Successivamente, i due malviventi si sono allontanati rapidamente e hanno abbandonato il veicolo rubato, recandosi a piedi presso l’abitazione della complice; in queste fasi hanno nascosto sotto un veicolo in sosta gli arnesi atti allo scasso e alcuni candelotti di polvere da sparo non utilizzati (successivamente rinvenuti dagli operatori).

Gli investigatori, che avevano assistito alle fasi antecedenti al crimine, hanno fatto irruzione nell'alloggio dove i quattro malviventi avevano trovato rifugio, verificate le necessarie condizioni di sicurezza.

Al momento dell’ingresso, i poliziotti hanno fermato le due donne e uno dei malfattori, mentre l’altro ha cercato di guadagnare la fuga, calandosi da un balcone; il fuggitivo è stato però immediatamente bloccato da alcuni investigatori, che si erano opportunamente posizionati in strada proprio per scongiurare tale evenienza e che lo hanno acciuffato ancora aggrappato alla grondaia del palazzo.

Nonostante le accurate ricerche, estese anche alle zone circostanti allo stabile e a quelle limitrofe al luogo di abbandono del veicolo rubato, non il bottino sottratto non è stato rinvenuto: evidentemente doveva essere stato nascosto dai due malviventi, in luogo sicuro, prima di fare ritorno alla base logistica rappresentata dall’abitazione della complice.

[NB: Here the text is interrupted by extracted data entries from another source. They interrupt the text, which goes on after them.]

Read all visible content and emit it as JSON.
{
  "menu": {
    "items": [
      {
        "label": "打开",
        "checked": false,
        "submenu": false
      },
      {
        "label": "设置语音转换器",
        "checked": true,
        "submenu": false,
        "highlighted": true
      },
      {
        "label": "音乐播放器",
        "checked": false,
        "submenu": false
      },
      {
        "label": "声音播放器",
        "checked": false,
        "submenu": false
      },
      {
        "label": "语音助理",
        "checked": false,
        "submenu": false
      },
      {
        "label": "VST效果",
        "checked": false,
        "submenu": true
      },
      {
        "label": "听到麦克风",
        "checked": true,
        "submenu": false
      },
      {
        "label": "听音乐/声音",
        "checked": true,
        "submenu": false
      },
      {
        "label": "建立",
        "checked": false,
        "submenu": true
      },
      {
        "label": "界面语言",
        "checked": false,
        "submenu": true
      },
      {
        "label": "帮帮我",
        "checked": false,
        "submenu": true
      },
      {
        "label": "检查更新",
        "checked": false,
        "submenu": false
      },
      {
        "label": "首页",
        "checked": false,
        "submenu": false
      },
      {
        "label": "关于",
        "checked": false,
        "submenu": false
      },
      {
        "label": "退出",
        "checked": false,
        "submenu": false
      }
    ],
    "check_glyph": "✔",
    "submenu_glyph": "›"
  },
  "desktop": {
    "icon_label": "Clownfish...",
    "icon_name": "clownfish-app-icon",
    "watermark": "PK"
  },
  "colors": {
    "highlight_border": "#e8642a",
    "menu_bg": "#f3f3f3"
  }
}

La Procura della Repubblica presso il Tribunale di Ivrea, competente per l’arresto, chiederà nella giornata odierna al G.I.P. la convalida dell’arresto con richiesta di custodia cautelare in carcere per gli arrestati. Sono tuttora in corso le indagini, da parte della Squadra Mobile, per capire se il gruppo sia stato protagonista di altri episodi.